The film below was aired by Channel4 News last night. It is NSFW and makes for uncomfortable viewing, especially if you are English. Not all England fans are like this, and it would be wrong to suggest that this sort of appalling behaviour is representative of English society as a whole, and yet we have become used to stories of England fans behaving like this.
What is it in the English psyche that gives rise to this? Why should England supporters like me be ashamed of our fans so often? Whenever and wherever in the world there is a football jamboree we see other nations embracing the carnival atmosphere and each other, while England fans drink in large groups and posture aggressively. Is there some sociological reason for it; is it a misplaced superiority complex, a hangover from Empire, or; is it part of a post-imperial identity crisis similar to that which Russia seems to be grappling with.
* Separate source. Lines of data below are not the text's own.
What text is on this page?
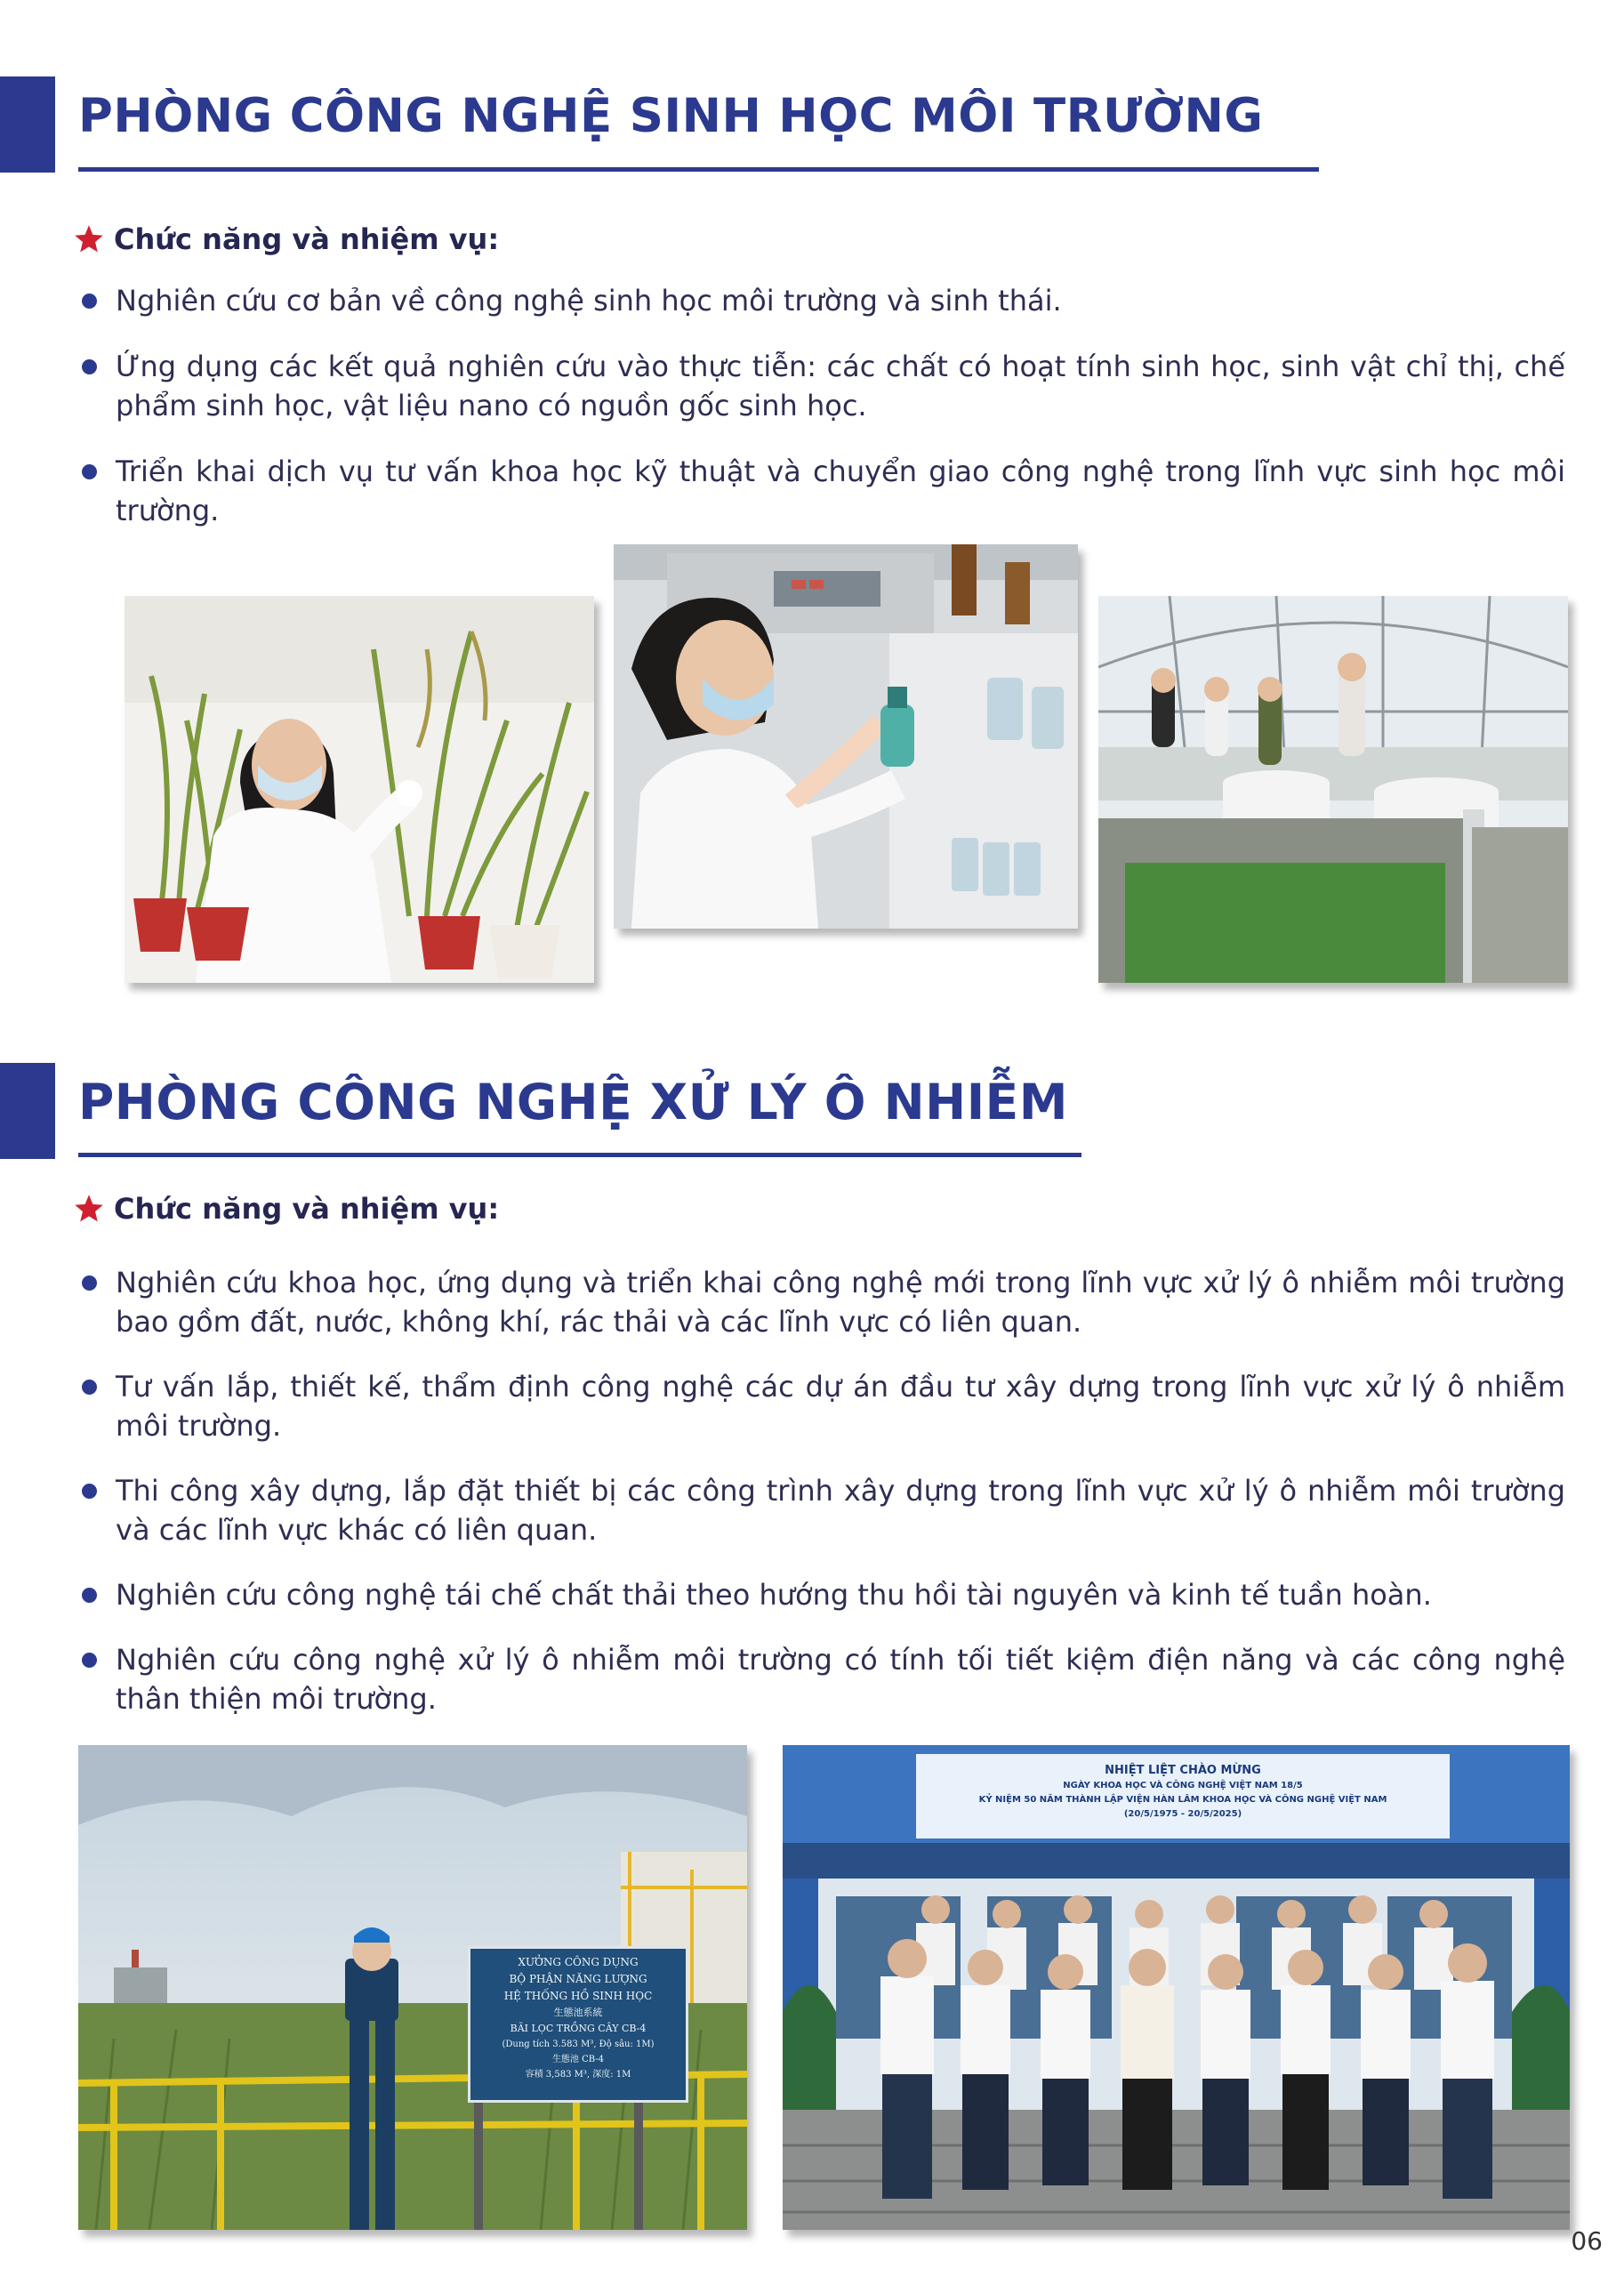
PHÒNG CÔNG NGHỆ SINH HỌC MÔI TRƯỜNG
Chức năng và nhiệm vụ:
Nghiên cứu cơ bản về công nghệ sinh học môi trường và sinh thái.
Ứng dụng các kết quả nghiên cứu vào thực tiễn: các chất có hoạt tính sinh học, sinh vật chỉ thị, chế phẩm sinh học, vật liệu nano có nguồn gốc sinh học.
Triển khai dịch vụ tư vấn khoa học kỹ thuật và chuyển giao công nghệ trong lĩnh vực sinh học môi trường.
PHÒNG CÔNG NGHỆ XỬ LÝ Ô NHIỄM
Chức năng và nhiệm vụ:
Nghiên cứu khoa học, ứng dụng và triển khai công nghệ mới trong lĩnh vực xử lý ô nhiễm môi trường bao gồm đất, nước, không khí, rác thải và các lĩnh vực có liên quan.
Tư vấn lắp, thiết kế, thẩm định công nghệ các dự án đầu tư xây dựng trong lĩnh vực xử lý ô nhiễm môi trường.
Thi công xây dựng, lắp đặt thiết bị các công trình xây dựng trong lĩnh vực xử lý ô nhiễm môi trường và các lĩnh vực khác có liên quan.
Nghiên cứu công nghệ tái chế chất thải theo hướng thu hồi tài nguyên và kinh tế tuần hoàn.
Nghiên cứu công nghệ xử lý ô nhiễm môi trường có tính tối tiết kiệm điện năng và các công nghệ thân thiện môi trường.
XƯỞNG CÔNG DỤNG
BỘ PHẬN NĂNG LƯỢNG
HỆ THỐNG HỒ SINH HỌC
生態池系統
BÃI LỌC TRỒNG CÂY CB-4
(Dung tích 3.583 M³, Độ sâu: 1M)
生態池 CB-4
容積 3,583 M³, 深度: 1M
NHIỆT LIỆT CHÀO MỪNG
NGÀY KHOA HỌC VÀ CÔNG NGHỆ VIỆT NAM 18/5
KỶ NIỆM 50 NĂM THÀNH LẬP VIỆN HÀN LÂM KHOA HỌC VÀ CÔNG NGHỆ VIỆT NAM
(20/5/1975 - 20/5/2025)
06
On the last occasion I visited the old Wembley Stadium it was to watch an England v Luxembourg friendly. I was unfortunate enough to be seated in front of a group of four middle-aged fans who insisted on repeatedly, and loudly, singing ‘Fuck the Pope and the IRA’. Now I have no love for either the Pope or the IRA but what place does this have in football, especially when playing Luxembourg! Eventually, against my usually reserved nature, I turned around and asked them to shut up.
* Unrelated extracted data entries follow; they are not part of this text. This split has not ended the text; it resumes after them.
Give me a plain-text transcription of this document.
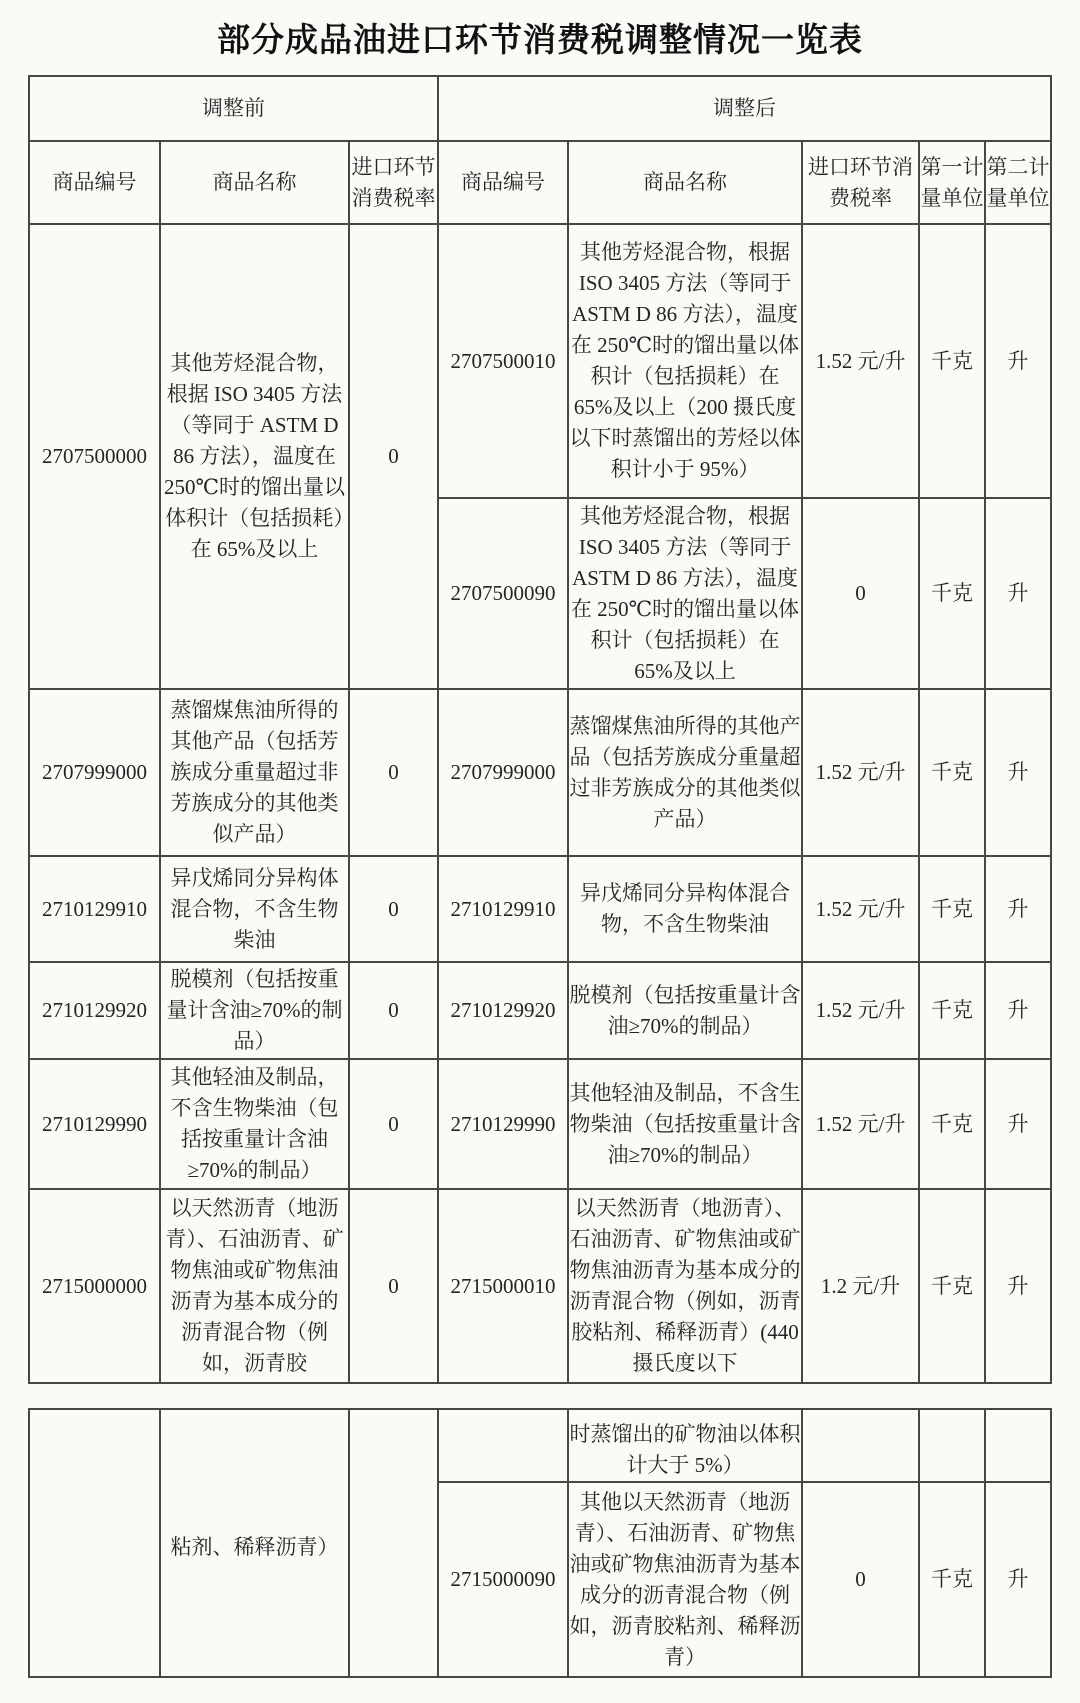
部分成品油进口环节消费税调整情况一览表
调整前			调整后				
商品编号	商品名称	进口环节消费税率	商品编号	商品名称	进口环节消费税率	第一计量单位	第二计量单位
2707500000	其他芳烃混合物，根据 ISO 3405 方法（等同于 ASTM D 86 方法），温度在 250℃时的馏出量以体积计（包括损耗）在 65%及以上	0	2707500010	其他芳烃混合物，根据 ISO 3405 方法（等同于 ASTM D 86 方法），温度在 250℃时的馏出量以体积计（包括损耗）在 65%及以上（200 摄氏度以下时蒸馏出的芳烃以体积计小于 95%）	1.52 元/升	千克	升
			2707500090	其他芳烃混合物，根据 ISO 3405 方法（等同于 ASTM D 86 方法），温度在 250℃时的馏出量以体积计（包括损耗）在 65%及以上	0	千克	升
2707999000	蒸馏煤焦油所得的其他产品（包括芳族成分重量超过非芳族成分的其他类似产品）	0	2707999000	蒸馏煤焦油所得的其他产品（包括芳族成分重量超过非芳族成分的其他类似产品）	1.52 元/升	千克	升
2710129910	异戊烯同分异构体混合物，不含生物柴油	0	2710129910	异戊烯同分异构体混合物，不含生物柴油	1.52 元/升	千克	升
2710129920	脱模剂（包括按重量计含油≥70%的制品）	0	2710129920	脱模剂（包括按重量计含油≥70%的制品）	1.52 元/升	千克	升
2710129990	其他轻油及制品，不含生物柴油（包括按重量计含油≥70%的制品）	0	2710129990	其他轻油及制品，不含生物柴油（包括按重量计含油≥70%的制品）	1.52 元/升	千克	升
2715000000	以天然沥青（地沥青）、石油沥青、矿物焦油或矿物焦油沥青为基本成分的沥青混合物（例如，沥青胶	0	2715000010	以天然沥青（地沥青）、石油沥青、矿物焦油或矿物焦油沥青为基本成分的沥青混合物（例如，沥青胶粘剂、稀释沥青）(440 摄氏度以下	1.2 元/升	千克	升
	粘剂、稀释沥青）			时蒸馏出的矿物油以体积计大于 5%）			
			2715000090	其他以天然沥青（地沥青）、石油沥青、矿物焦油或矿物焦油沥青为基本成分的沥青混合物（例如，沥青胶粘剂、稀释沥青）	0	千克	升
So many of our football songs seem to be about war, conquest, British imperialism or suggest that we have God on our side, as if we’re some sort of chosen people. We have Keep St George in my heart keep me English, another charming anti-IRA ditty; Two World Wars and one World Cup; Ten German Bombers; God Save the Queen, the British national anthem; Land of Hope and Glory, an imperialist command to spread our Empire ‘wider still and wider’, and; Rule Britannia. And when our fans aren’t singing those songs we are forced to listen to the bloody ‘England band’ playing the theme from The Great Escape or The Italian Job again and again and again, reinforcing the idea of plucky little England against the world. Are we really so insecure? None of those songs or tunes send a patriotic shiver down my spine, they are all depressingly uninspiring and say nothing about England.
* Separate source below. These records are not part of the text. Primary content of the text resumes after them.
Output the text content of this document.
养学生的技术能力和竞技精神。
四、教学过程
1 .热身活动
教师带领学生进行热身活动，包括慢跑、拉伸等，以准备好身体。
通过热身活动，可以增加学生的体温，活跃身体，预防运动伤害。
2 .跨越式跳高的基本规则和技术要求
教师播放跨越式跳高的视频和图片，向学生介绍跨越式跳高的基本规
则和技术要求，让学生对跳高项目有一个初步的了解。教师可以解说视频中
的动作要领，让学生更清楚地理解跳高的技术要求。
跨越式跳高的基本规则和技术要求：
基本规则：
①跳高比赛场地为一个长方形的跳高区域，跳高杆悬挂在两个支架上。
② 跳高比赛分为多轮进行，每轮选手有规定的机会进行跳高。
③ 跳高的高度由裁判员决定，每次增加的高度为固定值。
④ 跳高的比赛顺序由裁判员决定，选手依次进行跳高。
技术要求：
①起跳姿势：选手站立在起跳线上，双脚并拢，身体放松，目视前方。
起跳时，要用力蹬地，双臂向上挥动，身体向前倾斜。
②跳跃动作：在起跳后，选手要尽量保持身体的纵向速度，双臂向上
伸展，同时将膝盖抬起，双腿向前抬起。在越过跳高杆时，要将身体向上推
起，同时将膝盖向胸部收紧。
Baddiel and Skinner’s ‘Football’s Coming Home’ temporarily freed us from this tyranny of negative songs, and Vindaloo and Jerusalem by Fat Les suggested that we might at last be relaxed enough to take our place in the jamboree of nations at football tournaments, but the optimism was short-lived.
If England had its own national parliament then we might prioritise the case for a new national anthem, take more action to stop the shameful behaviour of England fans and normalise English national identity. As things stand we seem destined to stay trapped in a dreadful post-imperial British identity crisis.